Although health is politically devolved, we believe that there are major benefits for all citizens if we could create systems that span the United Kingdom. Indeed the outcomes for asthma should be the same in Manchester, Motherwell, or even Melbourne and Manitoba. Variation in the provision of asthma services and non-compliance with the best available guidelines increases the potential for poor clinical outcomes and waste or resources. For example, it has been estimated that anywhere between 50 and 70% of asthma medications are wasted through lack of effective inhaler technique, putting more pressure on our emergency hospital services. The cost of asthma to the NHS is estimated to be between £1-1.5 billion, but does not exist as a budget that could be deployed as a national asthma service. The benefits of a systems approach are obvious to reduce this massive degree of unwarranted variation – simply by applying the knowledge that we have in a systematic fashion will save lives and money.
We call on the leaders of our NHS to work together to explore the benefits of this integrating approach to improving the delivery of health.
The roll-out of the vaccine demonstrated how a UK wide system and a local delivery plan can combine to provide high quality and equitable outcomes for communities across the country. Few people have had cause to complain either about the standard of service, or about some parts of the country receiving their vaccine later than others.

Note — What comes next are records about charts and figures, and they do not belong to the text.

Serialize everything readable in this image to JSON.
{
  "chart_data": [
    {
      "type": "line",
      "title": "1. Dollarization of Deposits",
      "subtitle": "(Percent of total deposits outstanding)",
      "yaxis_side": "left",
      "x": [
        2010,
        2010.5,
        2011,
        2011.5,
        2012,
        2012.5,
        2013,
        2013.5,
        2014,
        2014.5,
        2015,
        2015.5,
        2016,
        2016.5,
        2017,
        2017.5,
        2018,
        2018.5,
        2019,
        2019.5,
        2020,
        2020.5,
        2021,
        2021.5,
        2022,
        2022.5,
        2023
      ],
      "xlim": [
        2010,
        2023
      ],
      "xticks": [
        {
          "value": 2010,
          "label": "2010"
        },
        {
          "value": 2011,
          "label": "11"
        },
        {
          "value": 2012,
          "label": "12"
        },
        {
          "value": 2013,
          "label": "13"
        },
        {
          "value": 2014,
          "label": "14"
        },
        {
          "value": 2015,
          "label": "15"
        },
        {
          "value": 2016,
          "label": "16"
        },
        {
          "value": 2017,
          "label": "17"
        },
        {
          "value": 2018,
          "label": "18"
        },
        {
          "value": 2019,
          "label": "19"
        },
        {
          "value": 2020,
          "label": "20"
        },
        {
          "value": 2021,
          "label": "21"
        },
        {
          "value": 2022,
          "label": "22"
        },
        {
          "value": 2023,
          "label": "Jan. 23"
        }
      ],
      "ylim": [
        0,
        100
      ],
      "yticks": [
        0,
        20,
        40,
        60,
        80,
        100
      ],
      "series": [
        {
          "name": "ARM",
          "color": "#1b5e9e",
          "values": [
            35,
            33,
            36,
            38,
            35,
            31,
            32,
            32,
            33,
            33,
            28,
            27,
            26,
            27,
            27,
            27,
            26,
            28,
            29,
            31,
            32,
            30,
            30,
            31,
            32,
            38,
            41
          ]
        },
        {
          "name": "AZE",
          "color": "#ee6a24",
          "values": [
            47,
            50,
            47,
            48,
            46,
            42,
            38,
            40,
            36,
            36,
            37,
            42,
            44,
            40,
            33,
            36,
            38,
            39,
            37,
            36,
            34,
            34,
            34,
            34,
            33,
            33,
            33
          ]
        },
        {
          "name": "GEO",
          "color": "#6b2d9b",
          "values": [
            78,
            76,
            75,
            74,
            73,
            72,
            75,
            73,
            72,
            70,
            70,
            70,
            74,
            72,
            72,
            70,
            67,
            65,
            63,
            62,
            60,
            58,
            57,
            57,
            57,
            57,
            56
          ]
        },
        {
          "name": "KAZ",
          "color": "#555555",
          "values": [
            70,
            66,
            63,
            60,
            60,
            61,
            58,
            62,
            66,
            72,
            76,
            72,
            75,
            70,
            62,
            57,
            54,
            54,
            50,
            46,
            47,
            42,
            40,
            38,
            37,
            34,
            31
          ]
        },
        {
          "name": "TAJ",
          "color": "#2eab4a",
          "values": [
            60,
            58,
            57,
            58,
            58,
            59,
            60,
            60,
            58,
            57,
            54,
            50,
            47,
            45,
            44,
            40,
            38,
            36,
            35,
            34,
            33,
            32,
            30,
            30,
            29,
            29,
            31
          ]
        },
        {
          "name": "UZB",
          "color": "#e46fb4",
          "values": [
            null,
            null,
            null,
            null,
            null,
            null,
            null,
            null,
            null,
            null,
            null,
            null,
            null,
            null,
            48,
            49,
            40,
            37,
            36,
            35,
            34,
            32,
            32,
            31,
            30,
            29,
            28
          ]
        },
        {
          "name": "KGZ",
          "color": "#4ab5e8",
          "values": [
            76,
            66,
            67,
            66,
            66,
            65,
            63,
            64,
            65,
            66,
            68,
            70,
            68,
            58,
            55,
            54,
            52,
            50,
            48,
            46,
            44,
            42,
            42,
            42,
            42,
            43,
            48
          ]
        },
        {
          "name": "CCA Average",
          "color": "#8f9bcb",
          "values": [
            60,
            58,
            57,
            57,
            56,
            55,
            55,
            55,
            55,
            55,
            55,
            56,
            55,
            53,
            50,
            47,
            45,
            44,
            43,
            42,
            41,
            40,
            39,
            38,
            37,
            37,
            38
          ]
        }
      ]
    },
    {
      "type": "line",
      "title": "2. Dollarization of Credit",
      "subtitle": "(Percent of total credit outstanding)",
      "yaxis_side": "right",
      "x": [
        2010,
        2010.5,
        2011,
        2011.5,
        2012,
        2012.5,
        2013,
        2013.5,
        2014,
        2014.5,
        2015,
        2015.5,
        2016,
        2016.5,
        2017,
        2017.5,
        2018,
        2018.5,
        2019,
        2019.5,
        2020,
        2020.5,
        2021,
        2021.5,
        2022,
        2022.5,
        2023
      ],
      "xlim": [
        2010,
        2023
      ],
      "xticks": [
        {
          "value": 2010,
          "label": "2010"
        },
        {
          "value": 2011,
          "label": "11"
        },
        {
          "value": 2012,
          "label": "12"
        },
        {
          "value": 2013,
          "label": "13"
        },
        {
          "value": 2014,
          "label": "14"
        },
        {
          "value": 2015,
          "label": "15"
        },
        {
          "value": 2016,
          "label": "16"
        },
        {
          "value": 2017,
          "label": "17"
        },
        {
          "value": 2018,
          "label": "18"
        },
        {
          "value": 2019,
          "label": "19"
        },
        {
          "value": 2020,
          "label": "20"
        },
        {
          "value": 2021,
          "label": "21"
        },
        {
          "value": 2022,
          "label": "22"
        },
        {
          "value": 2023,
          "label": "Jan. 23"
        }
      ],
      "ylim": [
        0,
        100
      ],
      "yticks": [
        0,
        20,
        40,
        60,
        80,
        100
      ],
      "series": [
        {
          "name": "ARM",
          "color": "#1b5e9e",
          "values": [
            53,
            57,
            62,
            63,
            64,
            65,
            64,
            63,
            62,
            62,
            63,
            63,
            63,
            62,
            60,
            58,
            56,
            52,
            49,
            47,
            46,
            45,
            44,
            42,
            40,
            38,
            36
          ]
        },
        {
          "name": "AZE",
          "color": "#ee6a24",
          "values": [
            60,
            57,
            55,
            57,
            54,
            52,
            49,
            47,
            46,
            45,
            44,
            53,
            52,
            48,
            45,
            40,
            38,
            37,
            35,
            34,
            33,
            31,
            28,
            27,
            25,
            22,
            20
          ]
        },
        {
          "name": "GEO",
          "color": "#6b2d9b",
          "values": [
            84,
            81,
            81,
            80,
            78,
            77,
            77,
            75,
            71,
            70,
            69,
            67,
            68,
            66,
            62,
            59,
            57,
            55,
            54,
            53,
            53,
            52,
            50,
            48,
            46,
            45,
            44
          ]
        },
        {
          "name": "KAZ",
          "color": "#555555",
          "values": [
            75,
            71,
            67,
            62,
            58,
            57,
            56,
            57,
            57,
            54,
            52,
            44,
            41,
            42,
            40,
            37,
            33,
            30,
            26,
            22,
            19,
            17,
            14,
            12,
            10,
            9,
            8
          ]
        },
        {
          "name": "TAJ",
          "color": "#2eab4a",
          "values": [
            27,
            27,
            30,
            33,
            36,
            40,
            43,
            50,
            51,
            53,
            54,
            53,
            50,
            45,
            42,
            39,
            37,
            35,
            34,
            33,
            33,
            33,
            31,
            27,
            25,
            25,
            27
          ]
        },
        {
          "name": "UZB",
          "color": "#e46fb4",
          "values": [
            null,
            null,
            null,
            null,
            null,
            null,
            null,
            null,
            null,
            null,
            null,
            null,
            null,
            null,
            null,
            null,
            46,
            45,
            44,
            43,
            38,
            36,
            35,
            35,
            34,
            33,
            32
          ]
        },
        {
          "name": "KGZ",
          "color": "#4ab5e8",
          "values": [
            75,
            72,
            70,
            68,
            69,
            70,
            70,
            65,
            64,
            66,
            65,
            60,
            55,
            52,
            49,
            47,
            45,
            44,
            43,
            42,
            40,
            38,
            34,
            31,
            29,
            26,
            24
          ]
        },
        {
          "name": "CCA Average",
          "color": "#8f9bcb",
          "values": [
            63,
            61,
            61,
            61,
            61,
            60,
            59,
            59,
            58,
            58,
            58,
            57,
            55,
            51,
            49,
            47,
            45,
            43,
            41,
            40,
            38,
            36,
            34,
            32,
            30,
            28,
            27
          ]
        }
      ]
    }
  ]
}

In real-time, we have seen how it can work. A new integrated approach for many other diseases and symptoms should now be considered by the four nations of the UK to ensure greater quality of healthcare for all.
About the Authors
Sir John Armstrong Muir Gray CBE FRCPSGlas FCLIP is a British physician, who has held senior positions in screening, public health, information management. and value in healthcare. He is currently the Chief Knowledge Officer for EXi, a digital health therapeutic prescribing exercise to people with or at risk of up to 23 long-term health conditions
Professor David James Kerr CBE MA (Oxon) DSc MD FRCP FRCGP FMedSci is a British cancer researcher and clinician who chaired the working group which delivered the ‘Kerr Report’ a 20 year plan for Scotland’s NHS. He is Professor of Cancer Medicine at the University of Oxford.